Boxplot의 장점: 단순히 평균을 주는 것보다 데이터를 파악하고 직관을 얻기에 유리하다.

y1=[75,75,76,76,77,77,78,79,79,98] # A선생님에게 통계학을 배운 학생의 점수들
y2=[76,76,77,77,78,78,79,80,80,81] # B선생님에게 통계학을 배운 학생의 점수들 

print(f"A의 평균: {np.mean(y1)}, B의 평균: {np.mean(y2)}")
plt.boxplot([y1,y2]);

A의 평균: 79.0, B의 평균: 78.2

정규분포가정을 하는 법(데이터를 보고 어떻게 정규분포라고 알 수 있는가?): 데이터의 히스토그램을 그려서 종 모양이 되는지 확인해본다.

Histogram

히스토그램 : X축이 변수의 구간, Y축은 그 구간에 포함된 빈도를 의미하는 그림

y=[10,11,12,15,16,20,21,22,23,24,25]
plt.hist(y, bins=10, range=[0,30]); 
# ;으로 결과 생략하기.
# bins : 가로축 구간의 갯수(막대의 갯수)
# range : 가로축의 범위 지정

# 나란히 그리기
np.random.seed(77)
y1 = np.random.randn(10000)
y2 = np.random.randn(10000) + 0.5 
plt.hist([y1,y2],bins=100);

# !pip install opencv-python
import cv2

Histogram 응용 예제

# !wget https://upload.wikimedia.org/wikipedia/commons/0/08/Unequalized_Hawkes_Bay_NZ.jpg
img = cv2.imread('Unequalized_Hawkes_Bay_NZ.jpg')
# !rm Unequalized_Hawkes_Bay_NZ.jpg

!wget 주소: 주소에 있는 이미지를 다운로드

!rm 파일이름: 현재폴더에 “파일이름”을 삭제

다만 이런 명령어는 리눅스 기반에서 동작. 윈도우 환경에서는 동작하지 않는다.

plt.imshow(img)

# 이미지를 rgb로 각각 분리하고 각 색깔들의 히스토그램을 그려보기.

r= img[:,:,0] # 빨강(R)
g= img[:,:,1] # 녹색(G)
b= img[:,:,2] # 파랑(B)

plt.hist(r.reshape(-1),bins=255,range=(0,255));

r.reshape(-1)

array([127, 145, 149, ..., 146, 145, 144], dtype=uint8)
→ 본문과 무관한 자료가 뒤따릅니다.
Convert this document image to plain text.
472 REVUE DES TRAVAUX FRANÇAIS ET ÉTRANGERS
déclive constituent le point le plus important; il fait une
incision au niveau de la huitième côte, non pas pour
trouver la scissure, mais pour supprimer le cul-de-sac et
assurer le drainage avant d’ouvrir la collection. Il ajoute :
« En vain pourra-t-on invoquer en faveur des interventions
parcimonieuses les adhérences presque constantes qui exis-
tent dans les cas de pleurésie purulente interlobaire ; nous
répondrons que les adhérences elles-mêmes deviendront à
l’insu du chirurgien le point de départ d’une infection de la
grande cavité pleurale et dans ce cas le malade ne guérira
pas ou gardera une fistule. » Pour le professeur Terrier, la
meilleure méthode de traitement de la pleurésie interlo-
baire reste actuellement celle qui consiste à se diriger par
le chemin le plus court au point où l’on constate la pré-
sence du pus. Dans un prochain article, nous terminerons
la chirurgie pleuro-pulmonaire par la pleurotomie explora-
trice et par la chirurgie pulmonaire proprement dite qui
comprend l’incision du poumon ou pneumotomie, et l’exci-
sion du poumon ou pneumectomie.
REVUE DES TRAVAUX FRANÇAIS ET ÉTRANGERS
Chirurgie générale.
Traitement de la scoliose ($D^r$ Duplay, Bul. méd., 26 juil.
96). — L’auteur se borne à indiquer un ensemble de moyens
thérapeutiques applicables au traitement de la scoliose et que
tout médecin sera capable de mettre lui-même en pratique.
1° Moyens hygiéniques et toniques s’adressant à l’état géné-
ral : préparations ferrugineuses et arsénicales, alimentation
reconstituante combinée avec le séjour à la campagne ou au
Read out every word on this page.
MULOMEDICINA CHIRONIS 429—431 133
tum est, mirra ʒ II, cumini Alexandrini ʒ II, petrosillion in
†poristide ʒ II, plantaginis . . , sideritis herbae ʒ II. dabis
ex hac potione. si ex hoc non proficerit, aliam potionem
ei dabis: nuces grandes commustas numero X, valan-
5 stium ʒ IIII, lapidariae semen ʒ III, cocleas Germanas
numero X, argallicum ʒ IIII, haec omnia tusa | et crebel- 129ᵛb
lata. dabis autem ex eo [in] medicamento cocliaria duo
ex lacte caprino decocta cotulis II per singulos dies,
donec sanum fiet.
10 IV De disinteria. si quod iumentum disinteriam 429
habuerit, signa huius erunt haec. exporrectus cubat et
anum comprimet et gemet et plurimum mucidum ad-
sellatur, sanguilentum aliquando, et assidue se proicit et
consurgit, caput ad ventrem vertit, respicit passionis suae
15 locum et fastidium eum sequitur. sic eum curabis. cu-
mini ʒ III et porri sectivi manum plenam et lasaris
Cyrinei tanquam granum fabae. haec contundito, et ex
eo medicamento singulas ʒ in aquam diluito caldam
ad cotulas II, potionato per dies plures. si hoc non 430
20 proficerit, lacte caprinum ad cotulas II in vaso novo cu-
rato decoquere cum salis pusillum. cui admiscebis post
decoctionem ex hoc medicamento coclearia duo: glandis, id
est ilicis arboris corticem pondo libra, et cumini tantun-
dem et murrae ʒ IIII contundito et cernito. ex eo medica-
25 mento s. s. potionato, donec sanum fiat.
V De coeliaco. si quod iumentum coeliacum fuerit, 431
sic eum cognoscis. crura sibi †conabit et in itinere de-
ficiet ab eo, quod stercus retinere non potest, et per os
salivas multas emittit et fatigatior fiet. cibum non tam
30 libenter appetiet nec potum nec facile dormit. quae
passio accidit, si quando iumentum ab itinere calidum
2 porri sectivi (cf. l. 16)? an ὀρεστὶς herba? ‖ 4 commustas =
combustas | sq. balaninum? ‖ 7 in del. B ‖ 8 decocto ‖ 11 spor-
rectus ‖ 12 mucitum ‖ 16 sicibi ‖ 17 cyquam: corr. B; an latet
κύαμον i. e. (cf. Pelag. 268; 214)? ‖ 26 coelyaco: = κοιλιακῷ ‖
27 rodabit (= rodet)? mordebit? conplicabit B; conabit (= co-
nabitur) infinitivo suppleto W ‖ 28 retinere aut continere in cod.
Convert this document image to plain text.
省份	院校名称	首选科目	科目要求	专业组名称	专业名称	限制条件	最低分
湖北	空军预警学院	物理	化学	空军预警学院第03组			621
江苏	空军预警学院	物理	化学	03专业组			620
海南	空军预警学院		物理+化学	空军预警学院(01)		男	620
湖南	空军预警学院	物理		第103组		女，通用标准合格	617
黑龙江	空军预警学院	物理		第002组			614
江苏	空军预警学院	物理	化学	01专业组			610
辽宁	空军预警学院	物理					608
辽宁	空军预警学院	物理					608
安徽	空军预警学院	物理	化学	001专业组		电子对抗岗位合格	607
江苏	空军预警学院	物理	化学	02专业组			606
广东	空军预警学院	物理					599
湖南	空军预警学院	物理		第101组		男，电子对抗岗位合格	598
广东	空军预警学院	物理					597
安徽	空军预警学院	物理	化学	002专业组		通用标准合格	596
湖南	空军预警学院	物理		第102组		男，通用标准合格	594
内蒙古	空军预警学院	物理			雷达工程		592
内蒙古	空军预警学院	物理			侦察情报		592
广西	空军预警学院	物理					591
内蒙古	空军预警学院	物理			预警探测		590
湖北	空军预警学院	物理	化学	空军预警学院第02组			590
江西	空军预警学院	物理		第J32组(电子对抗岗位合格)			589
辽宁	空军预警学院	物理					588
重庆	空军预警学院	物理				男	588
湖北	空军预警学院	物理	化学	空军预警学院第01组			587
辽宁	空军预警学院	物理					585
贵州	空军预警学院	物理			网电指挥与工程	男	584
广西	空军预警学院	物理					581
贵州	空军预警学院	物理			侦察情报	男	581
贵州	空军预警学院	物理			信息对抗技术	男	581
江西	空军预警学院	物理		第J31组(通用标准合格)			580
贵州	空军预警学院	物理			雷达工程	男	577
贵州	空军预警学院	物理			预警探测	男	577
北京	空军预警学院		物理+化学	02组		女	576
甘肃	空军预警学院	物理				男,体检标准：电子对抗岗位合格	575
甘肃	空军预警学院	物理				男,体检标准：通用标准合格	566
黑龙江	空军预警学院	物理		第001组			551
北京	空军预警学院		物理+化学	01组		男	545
cv2.equalizeHist()를 이용하여 분포의 모양은 대략적으로 유지하면서 값을 퍼트리자!

rr = cv2.equalizeHist(r)
gg = cv2.equalizeHist(g)
bb = cv2.equalizeHist(b)

plt.hist(r.reshape(-1),bins=255, range=[0,255],label='before');
plt.hist(rr.reshape(-1),bins=255,range=[0,255],label='after');
plt.legend()

img2= np.stack([rr, gg, bb],axis=-1)

img.shape

(683, 1024, 3)

img2.shape

(683, 1024, 3)

plt.imshow(np.concatenate([img,img2],axis=1))

Line plot

- r–등의 옵션은 Markers + Line Styles + Colors 의 조합으로 표현가능

ref: https://matplotlib.org/stable/api/_as_gen/matplotlib.pyplot.plot.html

--r: 점선(dashed)스타일 + 빨간색
r--: 빨간색 + 점선(dashed)스타일
:k: 점선(dotted)스타일 + 검은색
k:: 검은색 + 점선(dotted)스타일

Line Styles

character	description
‘-’	solid line style
‘–’	dashed line style
‘-.’	dash-dot line style
‘:’	dotted line style

Colors

character	color
‘b’	blue
‘g’	green
‘r’	red
‘c’	cyan
‘m’	magenta
‘y’	yellow
‘k’	black
‘w’	white

Markers

character	description
‘.’	point marker
‘,’	pixel marker
‘o’	circle marker
‘v’	triangle_down marker
‘^’	triangle_up marker
‘<’	triangle_left marker
‘>’	triangle_right marker
‘1’	tri_down marker
‘2’	tri_up marker
‘3’	tri_left marker
‘4’	tri_right marker
‘8’	octagon marker
‘s’	square marker
‘p’	pentagon marker
‘P’	plus (filled) marker
’*’	star marker
‘h’	hexagon1 marker
‘H’	hexagon2 marker
‘+’	plus marker
‘x’	x marker
‘X’	x (filled) marker
‘D’	diamond marker
‘d’	thin_diamond marker
‘\|’	vline marker
’_’	hline marker

plt.plot([1,2,4,3],'k:');

Scatter plot

마커를 설정하면 끝

plt.plot([1,2,4,3],'o');

plt.plot([1,2,4,3],'x');

색깔변경

plt.plot([1,2,4,3],'or')

dot-connected plot

마커와 라인스타일을 동시에 사용하면 dot-connected plot이 된다.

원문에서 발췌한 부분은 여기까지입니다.